Before child, and my life can now be split into BC and AC, as a friend recently pointed out, the five months I’d be taking off as maternity and annual leave sounded like a lot of time. Three months in and an annoying amount of people now counting down to Christmas, I realise how wrong I was! For all you Christmas lovers out there, I’m not a grinch, I used to be a Christmas countdowner myself it’s just that Christmas this year is not just a fun holiday but also the real precursor to the end of my timeless days hanging out with the kid.

The problem is that the potato is just too damn awesome, and I’m sure all parents feel the same, or at least I really hope they do, so that hanging out with her everyday seems like the best way to spend any day. I’m trying not to be totally child obsessed and to have a bit of balance in my life and to keep a separate sense of my ‘self’, which I’m achieving but to be totally honest it is a bit of an effort to do.

BC, I knew that I couldn’t really know how I’d feel about being a mother until it actually happened. My own mother tried to prepare me by telling me that I wouldn’t love my cats as much when the spud arrived, I don’ think she was being cruel she was just trying to give me a point of reference.  But she was wrong, I still love the cats just as much as I did before it’s just that the love I have for my baby is so much more than I could possibly comprehend and it transcends anything I’ve ever felt before. Even saying that doesn’t really do the sentiment justice.

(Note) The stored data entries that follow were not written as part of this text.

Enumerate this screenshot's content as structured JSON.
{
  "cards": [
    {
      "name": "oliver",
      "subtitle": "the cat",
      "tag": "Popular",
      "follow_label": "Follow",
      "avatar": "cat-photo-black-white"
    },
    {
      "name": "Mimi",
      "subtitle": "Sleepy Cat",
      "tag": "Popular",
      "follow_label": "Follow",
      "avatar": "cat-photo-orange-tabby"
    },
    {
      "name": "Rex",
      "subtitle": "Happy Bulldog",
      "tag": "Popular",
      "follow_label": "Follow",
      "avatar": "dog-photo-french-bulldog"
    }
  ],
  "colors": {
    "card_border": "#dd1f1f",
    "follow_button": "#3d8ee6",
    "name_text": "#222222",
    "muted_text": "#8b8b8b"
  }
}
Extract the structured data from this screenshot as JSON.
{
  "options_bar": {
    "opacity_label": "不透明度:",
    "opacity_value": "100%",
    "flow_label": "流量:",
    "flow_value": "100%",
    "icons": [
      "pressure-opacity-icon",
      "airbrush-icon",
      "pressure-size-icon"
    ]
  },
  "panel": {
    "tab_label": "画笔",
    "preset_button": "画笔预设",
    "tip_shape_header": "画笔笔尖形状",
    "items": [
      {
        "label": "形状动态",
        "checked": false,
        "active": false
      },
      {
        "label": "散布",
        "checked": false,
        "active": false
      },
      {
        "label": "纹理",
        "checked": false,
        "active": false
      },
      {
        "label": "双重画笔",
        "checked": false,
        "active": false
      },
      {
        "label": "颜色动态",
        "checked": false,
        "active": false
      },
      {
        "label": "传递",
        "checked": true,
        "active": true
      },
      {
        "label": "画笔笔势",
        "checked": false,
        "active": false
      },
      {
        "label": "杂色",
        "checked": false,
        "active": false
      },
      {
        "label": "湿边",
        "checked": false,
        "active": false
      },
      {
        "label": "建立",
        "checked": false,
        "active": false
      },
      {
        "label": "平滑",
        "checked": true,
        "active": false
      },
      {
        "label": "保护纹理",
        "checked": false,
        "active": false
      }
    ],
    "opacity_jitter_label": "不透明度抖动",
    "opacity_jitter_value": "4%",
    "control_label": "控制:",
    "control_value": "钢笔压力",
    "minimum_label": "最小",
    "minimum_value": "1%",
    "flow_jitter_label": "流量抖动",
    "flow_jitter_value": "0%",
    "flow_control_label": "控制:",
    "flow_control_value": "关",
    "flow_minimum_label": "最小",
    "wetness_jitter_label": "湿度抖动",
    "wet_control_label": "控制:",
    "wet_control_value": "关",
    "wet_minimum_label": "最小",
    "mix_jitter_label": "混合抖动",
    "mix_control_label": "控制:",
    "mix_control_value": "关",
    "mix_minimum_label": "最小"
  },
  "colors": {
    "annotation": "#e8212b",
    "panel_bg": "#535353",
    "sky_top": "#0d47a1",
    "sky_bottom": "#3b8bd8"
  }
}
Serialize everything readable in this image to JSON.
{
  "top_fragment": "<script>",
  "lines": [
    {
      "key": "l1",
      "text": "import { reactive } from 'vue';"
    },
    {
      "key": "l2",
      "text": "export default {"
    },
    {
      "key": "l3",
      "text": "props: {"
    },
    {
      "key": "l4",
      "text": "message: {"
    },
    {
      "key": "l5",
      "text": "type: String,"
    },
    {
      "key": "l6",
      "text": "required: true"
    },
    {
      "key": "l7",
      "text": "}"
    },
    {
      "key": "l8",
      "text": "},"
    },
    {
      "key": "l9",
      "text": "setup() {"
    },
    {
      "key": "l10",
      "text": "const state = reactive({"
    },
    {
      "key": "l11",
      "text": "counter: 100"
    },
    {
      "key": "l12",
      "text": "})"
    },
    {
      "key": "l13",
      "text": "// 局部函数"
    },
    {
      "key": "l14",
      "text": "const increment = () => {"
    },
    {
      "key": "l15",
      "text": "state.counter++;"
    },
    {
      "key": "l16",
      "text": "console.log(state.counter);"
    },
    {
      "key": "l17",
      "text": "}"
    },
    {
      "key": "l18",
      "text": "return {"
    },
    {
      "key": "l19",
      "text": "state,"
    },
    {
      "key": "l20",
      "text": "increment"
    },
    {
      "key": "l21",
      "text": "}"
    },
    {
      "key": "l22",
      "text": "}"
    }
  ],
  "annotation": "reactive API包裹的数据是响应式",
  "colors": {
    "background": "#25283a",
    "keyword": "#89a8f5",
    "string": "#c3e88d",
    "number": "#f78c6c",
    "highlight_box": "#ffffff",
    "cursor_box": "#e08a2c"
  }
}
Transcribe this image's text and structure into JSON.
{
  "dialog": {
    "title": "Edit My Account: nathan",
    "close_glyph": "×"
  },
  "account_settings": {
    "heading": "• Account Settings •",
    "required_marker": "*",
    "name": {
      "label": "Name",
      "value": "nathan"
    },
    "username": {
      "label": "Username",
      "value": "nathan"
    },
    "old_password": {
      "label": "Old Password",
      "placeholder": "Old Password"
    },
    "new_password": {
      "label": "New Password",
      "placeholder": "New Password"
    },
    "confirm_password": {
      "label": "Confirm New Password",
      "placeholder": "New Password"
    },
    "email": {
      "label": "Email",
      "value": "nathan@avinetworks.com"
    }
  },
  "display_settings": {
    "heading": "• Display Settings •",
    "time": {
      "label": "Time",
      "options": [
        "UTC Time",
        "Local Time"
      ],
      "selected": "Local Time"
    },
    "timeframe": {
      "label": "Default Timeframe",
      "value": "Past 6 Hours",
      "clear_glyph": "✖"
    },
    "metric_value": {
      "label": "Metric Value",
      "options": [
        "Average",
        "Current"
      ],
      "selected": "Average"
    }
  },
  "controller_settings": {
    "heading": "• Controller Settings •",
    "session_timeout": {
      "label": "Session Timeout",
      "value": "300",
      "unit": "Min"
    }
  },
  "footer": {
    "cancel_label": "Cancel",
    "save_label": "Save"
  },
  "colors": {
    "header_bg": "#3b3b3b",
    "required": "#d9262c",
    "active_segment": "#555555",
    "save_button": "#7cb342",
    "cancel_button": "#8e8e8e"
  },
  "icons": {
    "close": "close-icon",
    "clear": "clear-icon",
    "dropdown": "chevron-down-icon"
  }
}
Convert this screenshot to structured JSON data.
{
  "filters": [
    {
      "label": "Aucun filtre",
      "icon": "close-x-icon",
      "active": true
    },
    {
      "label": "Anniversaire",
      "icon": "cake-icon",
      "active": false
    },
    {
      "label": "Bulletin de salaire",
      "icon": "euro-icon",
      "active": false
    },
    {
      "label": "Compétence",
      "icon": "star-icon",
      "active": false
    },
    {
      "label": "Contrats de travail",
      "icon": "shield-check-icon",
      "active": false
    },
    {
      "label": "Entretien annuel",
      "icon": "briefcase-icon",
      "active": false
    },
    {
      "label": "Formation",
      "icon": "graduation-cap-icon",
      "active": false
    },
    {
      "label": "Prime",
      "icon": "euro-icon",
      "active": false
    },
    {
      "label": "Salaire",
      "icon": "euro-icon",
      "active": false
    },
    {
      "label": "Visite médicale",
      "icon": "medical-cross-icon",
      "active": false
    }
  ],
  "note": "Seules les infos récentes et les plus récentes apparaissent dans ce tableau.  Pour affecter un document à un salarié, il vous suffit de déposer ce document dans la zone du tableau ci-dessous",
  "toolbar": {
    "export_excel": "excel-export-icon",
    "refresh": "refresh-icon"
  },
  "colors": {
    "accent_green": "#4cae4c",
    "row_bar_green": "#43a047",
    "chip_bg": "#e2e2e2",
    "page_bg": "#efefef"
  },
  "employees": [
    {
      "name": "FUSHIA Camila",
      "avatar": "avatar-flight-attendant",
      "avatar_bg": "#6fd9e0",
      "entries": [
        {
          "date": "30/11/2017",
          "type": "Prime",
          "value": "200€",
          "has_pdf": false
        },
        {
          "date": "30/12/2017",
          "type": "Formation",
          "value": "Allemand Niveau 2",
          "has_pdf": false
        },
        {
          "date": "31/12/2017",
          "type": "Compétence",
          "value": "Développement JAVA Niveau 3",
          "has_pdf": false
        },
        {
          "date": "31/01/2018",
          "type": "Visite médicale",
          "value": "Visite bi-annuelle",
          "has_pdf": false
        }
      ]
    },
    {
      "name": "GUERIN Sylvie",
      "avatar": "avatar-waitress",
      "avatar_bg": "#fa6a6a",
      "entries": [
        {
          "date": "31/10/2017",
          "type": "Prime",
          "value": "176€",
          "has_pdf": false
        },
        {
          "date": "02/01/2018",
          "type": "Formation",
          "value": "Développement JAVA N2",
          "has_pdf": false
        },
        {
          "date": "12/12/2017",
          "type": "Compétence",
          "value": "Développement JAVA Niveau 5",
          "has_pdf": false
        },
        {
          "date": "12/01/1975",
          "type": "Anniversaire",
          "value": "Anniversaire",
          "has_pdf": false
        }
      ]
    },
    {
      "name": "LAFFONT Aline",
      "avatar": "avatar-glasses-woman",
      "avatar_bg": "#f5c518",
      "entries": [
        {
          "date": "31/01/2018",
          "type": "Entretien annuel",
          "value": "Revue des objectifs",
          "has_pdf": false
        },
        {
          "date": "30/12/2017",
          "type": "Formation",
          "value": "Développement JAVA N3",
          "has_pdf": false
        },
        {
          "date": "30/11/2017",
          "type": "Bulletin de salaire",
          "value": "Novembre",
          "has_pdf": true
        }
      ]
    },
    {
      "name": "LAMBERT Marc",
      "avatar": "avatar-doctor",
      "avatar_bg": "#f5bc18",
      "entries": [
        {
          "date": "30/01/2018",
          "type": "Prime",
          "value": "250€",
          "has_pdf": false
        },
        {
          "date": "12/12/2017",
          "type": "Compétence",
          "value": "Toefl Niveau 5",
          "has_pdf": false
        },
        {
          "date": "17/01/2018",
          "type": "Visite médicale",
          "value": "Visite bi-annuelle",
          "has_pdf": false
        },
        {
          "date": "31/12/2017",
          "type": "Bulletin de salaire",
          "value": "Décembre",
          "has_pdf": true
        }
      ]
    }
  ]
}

AC, another friend told me that she loves watching me with the babe as she said I seem to be tenderer than I used to be. She tried to reassure me that didn’t mean I seemed particularly hard before but that somehow I seemed softer now. At first I wasn’t too sure how to take that, but on reflection I feel like she’s right and that being a mother has unlocked all these capacities I didn’t know I had before.

I am so much more demonstrative of my feelings because I don’t want to leave our daughter in any doubt of how much I love her, I will gladly make fart noises at her whilst waiting in line at the checkout because it makes her smile without caring about the funny looks I might get from other customers, I will even dive into and brave bureaucratic challenges (and in French no less) where these are on her behalf.

When I met the beard he made me feel like I could do and achieve anything but there were still some challenges I didn’t want to do that I would back away from, things like singing in public or self-promotion at work. When I met the baby I felt like there are no humanly possible barriers that could stop me from doing anything for her.

What I need help with is breaking the non-humanly possible barriers. Anyone know how I can get time to just slow down or maybe just standstill for a little bit, whilst letting me enjoy everything going forward? I’m not asking for much just a life remote control where I can pause, rewind and replay episodes at will.

I feel like my return to work is now just looming around the corner, like an enthusiastic telesales person I know will just call back every day until I eventually cave and have an actual discussion with them. It’s not that I don’t want to go back to work, I’m looking forward to the intellectual challenge that’ll present and am optimistic that working with the new boss is going to be a rewarding experience, it’s just that I also don’t want to miss out on time with the minion. I basically want to have my cake and eat it (which is a very odd expression when you think about it because why would you want to have cake and not eat it)?

I suppose it’s just that for the first time since I don’t know when, I’m really enjoying being in the moment (well most moments, maybe not the screamingly wide awake in the middle of the night moments). It’s just that I never realised before how quickly each moment passes even if they are quickly passing into new and equally rewarding different moments.

Still at least I can give thanks for smartphones that make it very easy to capture a thousand and one moments a day so that its easy to flick back to pictures and videos to help me recapture some of the moments gone by. Now how do I juggle the desire to record all these incidents without giving the child a narcistic selfie-taking complex before she can walk?